Corned Beef Dish (Print Version)

# Ingredients:

→ Main Ingredients

01 - Spice-packed corned beef, 3 to 3 1/2 pounds, cured
02 - 1 medium-sized white onion, cut into quarters
03 - 2 garlic cloves, whole and peeled
04 - 3 cups of water

→ Vegetables

05 - 1 1/2 pounds of small red potatoes, scrubbed clean and chopped in 2-inch chunks
06 - A medium green cabbage (about 1 1/4 pounds), sliced into six pieces
07 - 4 big carrots, sliced into 2-inch chunks after peeling

→ For Serving

08 - Use whole-grain mustard as a topping

# Instructions:

01 - Rinse off the corned beef under cool water and pop it into the slow cooker with the fat side on top. Spread the spices from the spice mix over the beef. Toss in the onion and whole garlic cloves. Pour the water in next. Cover and cook, either on low for 8 hours or high for 4 hours.
02 - About 2 hours before it's done (or 1 hour if you're using high heat), take the beef out.
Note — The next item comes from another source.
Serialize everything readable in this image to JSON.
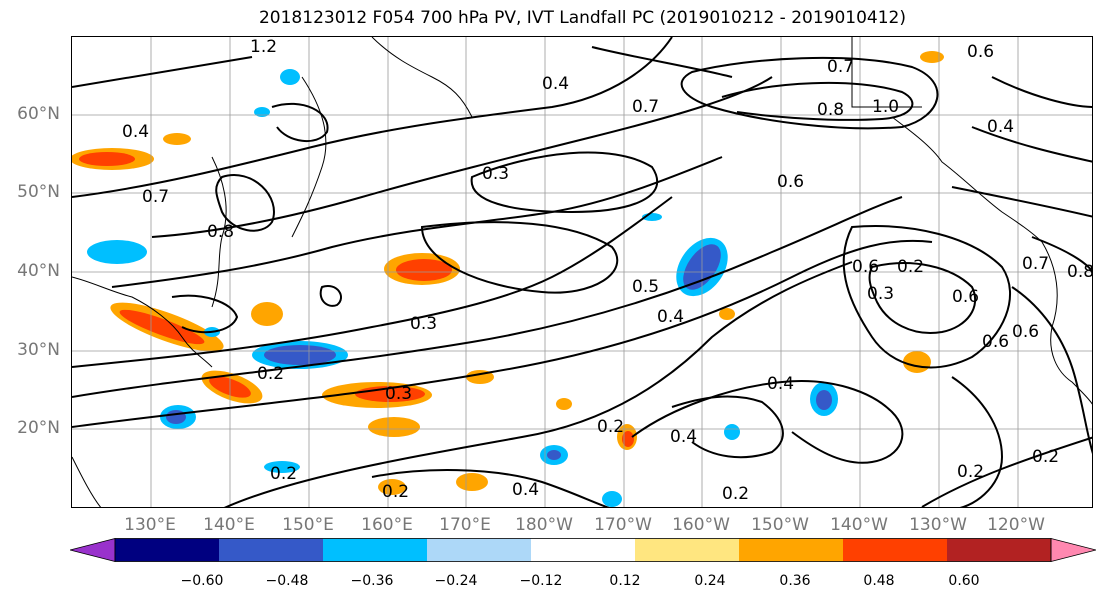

Place the potatoes at the bottom of the pot, then put the beef back in. Add the cabbage and carrots around it. Put the lid back on and let it finish cooking.
03 - When the veggies have softened, pull the meat out of the pot. Slice it up across the grain. Arrange the meat and veggies on a dish, and if you're into mustard, serve it alongside.

# Notes:

01 - Pack leftovers in a sealed container and store for up to 3 days.
02 - Warm it up in either your microwave or oven.